I would be surprise if Volta driver for Telsa V100 will have gaming mode.
 
No, I’m waiting for Volta. Sod a collectors edition Titan.

Few months to go probably, surprisingly quiet though.
 
They would not have released the 1070ti and this collectors edition Titan if Volta was coming 'soon'.

There is no pressure coming from AMD.

Look what happened to the CPU market when AMD got this stuff together. Simply not happening in the GPU space.
 
The real clue is this thread its self, there is just not much news or rumours on Volta doing the rounds.

I don't think we will see any gaming cards until well into next year.
 
I just figured they wouldn't want to impact their own Christmas sales. Think there will be some news and rumours floating about in the New Year but if it takes until the middle of next year, so be it.
 
Like many I am waiting on Volta. There seems to be zero chat about it, no rumours no talk no nothing.

Disappointing, but when the second best is a long way behind, why make yourself even further ahead when you can milk the current market.

Sad, but the 10 series doesn't warrant my cash yet, I'll just have to tame that upgrade itch.
 
Like many I am waiting on Volta. There seems to be zero chat about it, no rumours no talk no nothing.

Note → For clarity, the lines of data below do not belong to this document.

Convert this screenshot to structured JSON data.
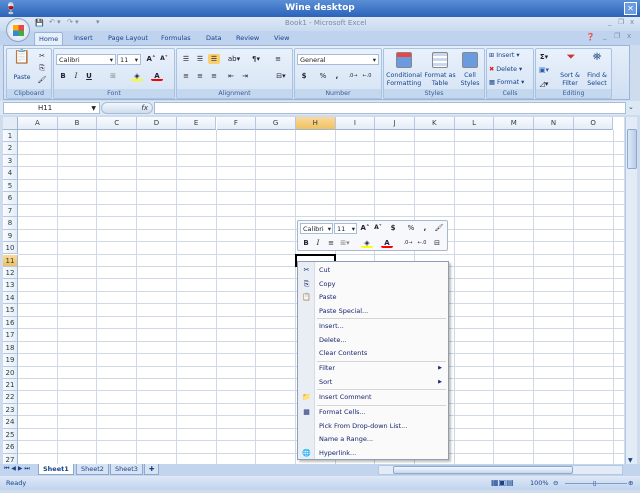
{
  "window": {
    "title": "Wine desktop",
    "close": "✕"
  },
  "app": {
    "title": "Book1 - Microsoft Excel",
    "min": "_",
    "restore": "❐",
    "close": "x"
  },
  "ribbon_tabs": [
    "Home",
    "Insert",
    "Page Layout",
    "Formulas",
    "Data",
    "Review",
    "View"
  ],
  "ribbon": {
    "clipboard": {
      "label": "Clipboard",
      "paste": "Paste"
    },
    "font": {
      "label": "Font",
      "font_name": "Calibri",
      "font_size": "11",
      "bold": "B",
      "italic": "I",
      "underline": "U",
      "font_color": "#ff0000",
      "fill_color": "#ffff00"
    },
    "alignment": {
      "label": "Alignment"
    },
    "number": {
      "label": "Number",
      "format": "General",
      "currency": "$",
      "percent": "%",
      "comma": ","
    },
    "styles": {
      "label": "Styles",
      "conditional": "Conditional Formatting",
      "format_table": "Format as Table",
      "cell_styles": "Cell Styles"
    },
    "cells": {
      "label": "Cells",
      "insert": "Insert",
      "delete": "Delete",
      "format": "Format"
    },
    "editing": {
      "label": "Editing",
      "sort": "Sort & Filter",
      "find": "Find & Select"
    }
  },
  "formula_bar": {
    "name_box": "H11",
    "fx": "fx",
    "value": ""
  },
  "grid": {
    "columns": [
      "A",
      "B",
      "C",
      "D",
      "E",
      "F",
      "G",
      "H",
      "I",
      "J",
      "K",
      "L",
      "M",
      "N",
      "O"
    ],
    "rows": 27,
    "selected_col": "H",
    "selected_row": 11
  },
  "mini_toolbar": {
    "font_name": "Calibri",
    "font_size": "11",
    "currency": "$",
    "percent": "%",
    "comma": ",",
    "bold": "B",
    "italic": "I"
  },
  "context_menu": [
    {
      "label": "Cut",
      "icon": "scissors-icon"
    },
    {
      "label": "Copy",
      "icon": "copy-icon"
    },
    {
      "label": "Paste",
      "icon": "paste-icon"
    },
    {
      "label": "Paste Special...",
      "sep_after": true
    },
    {
      "label": "Insert..."
    },
    {
      "label": "Delete..."
    },
    {
      "label": "Clear Contents",
      "sep_after": true
    },
    {
      "label": "Filter",
      "submenu": true
    },
    {
      "label": "Sort",
      "submenu": true,
      "sep_after": true
    },
    {
      "label": "Insert Comment",
      "icon": "comment-icon",
      "sep_after": true
    },
    {
      "label": "Format Cells...",
      "icon": "format-cells-icon"
    },
    {
      "label": "Pick From Drop-down List..."
    },
    {
      "label": "Name a Range..."
    },
    {
      "label": "Hyperlink...",
      "icon": "hyperlink-icon"
    }
  ],
  "sheets": [
    "Sheet1",
    "Sheet2",
    "Sheet3"
  ],
  "active_sheet": "Sheet1",
  "status": {
    "text": "Ready",
    "zoom": "100%"
  }
}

Disappointing, but when the second best is a long way behind, why make yourself even further ahead when you can milk the current market.

Sad, but the 10 series doesn't warrant my cash yet, I'll just have to tame that upgrade itch.

Indeed, Nvidia are so far ahead of AMD that they dont need to bother with new products yet. This is sad for the consumers, as like you, I have the upgrade itch but the 10 series doesnt seem worth the upgrade for me considering the cost. So for now I'll stick with my 970GTX and 1080p screen, the suffice for now :)
 
Indeed, Nvidia are so far ahead of AMD that they dont need to bother with new products yet. This is sad for the consumers, as like you, I have the upgrade itch but the 10 series doesnt seem worth the upgrade for me considering the cost. So for now I'll stick with my 970GTX and 1080p screen, the suffice for now :)

Hahaha. The itch is so bad I’ve even contemplated an Xbox One X.

Bizarrely it would be a cheaper 4K prospect than a 1080Ti for Xbox/Windows games.

Think I’ve put the itch to bed for now but whether I’ll last until June, who knows.